The new TouchSmart gets a big thumbs-up from us -- particularly in the looks department. Gone is the awkward multi-hinged weirdness of the original. Instead, we get a minimalist, TV-esque chassis with a flip-down stand that allows it to be tilted by about 40 degrees. There are clues to its PC heritage, such as the Perspex legs on the bottom and the HP logo on the speaker grille below the screen, but the IQ500 series should fit the décor of just about any room.

All-in-one PCs tend to be really fat in profile, and while the TouchSmart IQ500 isn't size-zero material, it's not so bad, really. The sides taper gently from bottom to top section, in a sort of vertical wedge -- an old trick designers use to feign skinniness. There's still a fat bit jutting out from behind the screen -- where all the PC parts are stashed -- but we'll let that slide.

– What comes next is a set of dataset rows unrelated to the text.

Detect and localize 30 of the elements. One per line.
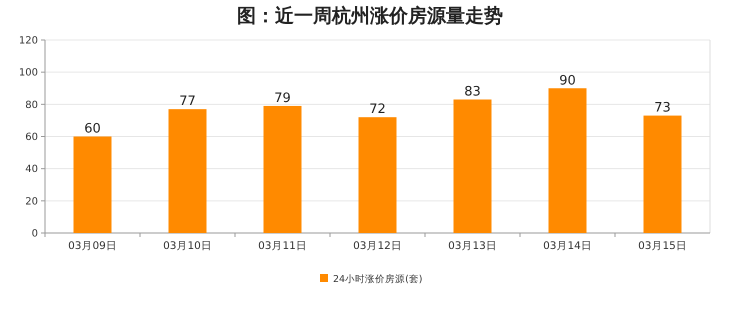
x-tick-label: 03月11日 — [258, 240, 307, 252]
y-tick-label: 0 — [32, 228, 38, 240]
data-label: 79 — [274, 90, 291, 106]
data-label: 60 — [84, 122, 101, 136]
chart-title: 图：近一周杭州涨价房源量走势 — [237, 5, 503, 27]
y-tick-label: 40 — [25, 164, 38, 176]
bar — [74, 136, 112, 233]
data-label: 77 — [179, 94, 196, 110]
x-tick-label: 03月15日 — [638, 240, 687, 252]
x-tick-label: 03月13日 — [448, 240, 497, 252]
x-tick-label: 03月10日 — [163, 240, 212, 252]
x-tick-label: 03月14日 — [543, 240, 592, 252]
x-tick-label: 03月12日 — [353, 240, 402, 252]
data-label: 73 — [654, 100, 671, 116]
y-tick-label: 80 — [25, 100, 38, 111]
bar — [454, 100, 492, 233]
bar — [264, 106, 302, 233]
data-label: 83 — [464, 84, 481, 100]
bar — [644, 116, 682, 233]
bar — [168, 109, 206, 233]
y-tick-label: 20 — [25, 196, 38, 208]
y-tick-label: 120 — [18, 36, 38, 46]
x-tick-label: 03月09日 — [68, 240, 117, 252]
data-label: 90 — [559, 73, 576, 88]
y-tick-label: 60 — [25, 132, 38, 143]
y-tick-label: 100 — [18, 68, 38, 79]
data-label: 72 — [369, 102, 386, 118]
legend-label: 24小时涨价房源(套) — [333, 273, 423, 285]
bar — [358, 117, 396, 233]
bar — [548, 88, 586, 233]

HP's done well to mask the input-outport ports on the TouchSmart IQ500. Its main trick has been to limit the number of ports on display. On the left, you'll find two USB ports plus mic and headphone audio jacks, and another interesting addition -- a light switch. Hit that and it activates a downward-facing LED that can be used to illuminate the keyboard, or to set a nice ambient mood in the evening.

The right side of the PC is home to a slot-loading DVD drive, volume controls, a memory card reader and a four-pin FireWire port. More ports can be found at the rear of the system, hidden behind a flap. There are three additional USB ports, Ethernet, an RCA S/PDIF port, an audio-out port, an RF aerial socket, S-Video port and audio in.

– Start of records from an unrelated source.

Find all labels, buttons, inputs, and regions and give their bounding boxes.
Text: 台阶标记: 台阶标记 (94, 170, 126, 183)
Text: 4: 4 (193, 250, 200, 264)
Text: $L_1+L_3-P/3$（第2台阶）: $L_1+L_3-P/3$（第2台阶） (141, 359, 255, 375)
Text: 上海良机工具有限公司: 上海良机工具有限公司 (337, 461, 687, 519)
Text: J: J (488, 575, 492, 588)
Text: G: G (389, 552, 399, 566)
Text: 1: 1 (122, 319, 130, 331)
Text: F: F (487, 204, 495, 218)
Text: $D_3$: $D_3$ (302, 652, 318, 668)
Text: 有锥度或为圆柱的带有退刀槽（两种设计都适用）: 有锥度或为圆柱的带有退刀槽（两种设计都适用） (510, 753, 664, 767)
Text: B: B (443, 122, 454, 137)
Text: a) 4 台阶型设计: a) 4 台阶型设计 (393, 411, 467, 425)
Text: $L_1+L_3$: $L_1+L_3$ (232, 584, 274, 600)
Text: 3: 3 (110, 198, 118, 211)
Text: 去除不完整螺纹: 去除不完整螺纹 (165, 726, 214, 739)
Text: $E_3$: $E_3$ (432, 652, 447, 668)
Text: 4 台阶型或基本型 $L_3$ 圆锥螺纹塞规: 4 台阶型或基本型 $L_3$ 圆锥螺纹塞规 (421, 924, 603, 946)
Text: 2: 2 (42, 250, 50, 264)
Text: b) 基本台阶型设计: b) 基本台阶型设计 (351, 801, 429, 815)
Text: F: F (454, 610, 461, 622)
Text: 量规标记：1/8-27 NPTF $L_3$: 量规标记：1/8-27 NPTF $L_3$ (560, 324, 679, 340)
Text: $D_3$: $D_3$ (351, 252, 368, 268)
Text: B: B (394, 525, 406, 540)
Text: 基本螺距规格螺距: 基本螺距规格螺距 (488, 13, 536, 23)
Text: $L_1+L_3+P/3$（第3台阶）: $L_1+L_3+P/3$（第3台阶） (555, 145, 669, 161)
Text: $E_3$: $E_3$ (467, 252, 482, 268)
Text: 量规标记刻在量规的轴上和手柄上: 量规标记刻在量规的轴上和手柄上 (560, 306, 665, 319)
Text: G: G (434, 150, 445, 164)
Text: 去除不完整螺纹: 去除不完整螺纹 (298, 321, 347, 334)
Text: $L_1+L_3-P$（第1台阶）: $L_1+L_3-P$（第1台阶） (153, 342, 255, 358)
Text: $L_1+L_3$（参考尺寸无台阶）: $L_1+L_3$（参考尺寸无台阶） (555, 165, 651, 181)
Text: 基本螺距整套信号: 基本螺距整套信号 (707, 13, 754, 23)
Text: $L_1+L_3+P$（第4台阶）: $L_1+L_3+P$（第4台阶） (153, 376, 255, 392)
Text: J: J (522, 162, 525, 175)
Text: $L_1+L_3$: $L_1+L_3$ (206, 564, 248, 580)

The TouchSmart was never intended to be a hyper-quick PC, but it does have a fairly solid foundation. HP's given the nod to an Intel T5850 Core 2 Duo CPU running at 2.17GHz, and a whopping 4GB of RAM -- which on paper sounds better than the 1.6GHz AMD and 2GB of RAM in the original. Unfortunately, as with all PCs using a 32-bit operating system (Windows Vista Home Premium here), the most the TouchSmart can address is in the region of 3.12GB, which is rather a waste.

All-in-one PCS are rarely good at pushing polygons, and the TouchSmart IQ500 is no exception. Its Nvidia GeForce 9300M GS card is quick enough to run high-definition movies, and even the odd game at low detail settings, but it's the sort of thing you might expect to find in a mid-range laptop, not a hyper-quick gaming machine.

The aforementioned 22-inch touch-sensitive display is the PC's biggest talking point. The first thing you'll notice about it, once you get it out of the box, is how glossy and reflective it is. That's not a good thing if you're using the IQ500 in a room with sunlight streaming in, as you won't be able to see anything on the screen but your own face. That glossy coating does improve the perceived contrast levels, however, and it makes colours look extremely vibrant. It's really rather good in rooms with diffuse lighting.

Like its predecessor, the IQ500 gets its touch capabilities from a set of LEDs around the screen, which detect the movement of a user's fingers. The system works well, and even incorporates multi-touch, but it's very tricky to point at small icons. Closing dialogue boxes by touching the 'X' at the top right of a window is difficult enough, not to mention the petite icons in the system tray next to the on-screen clock.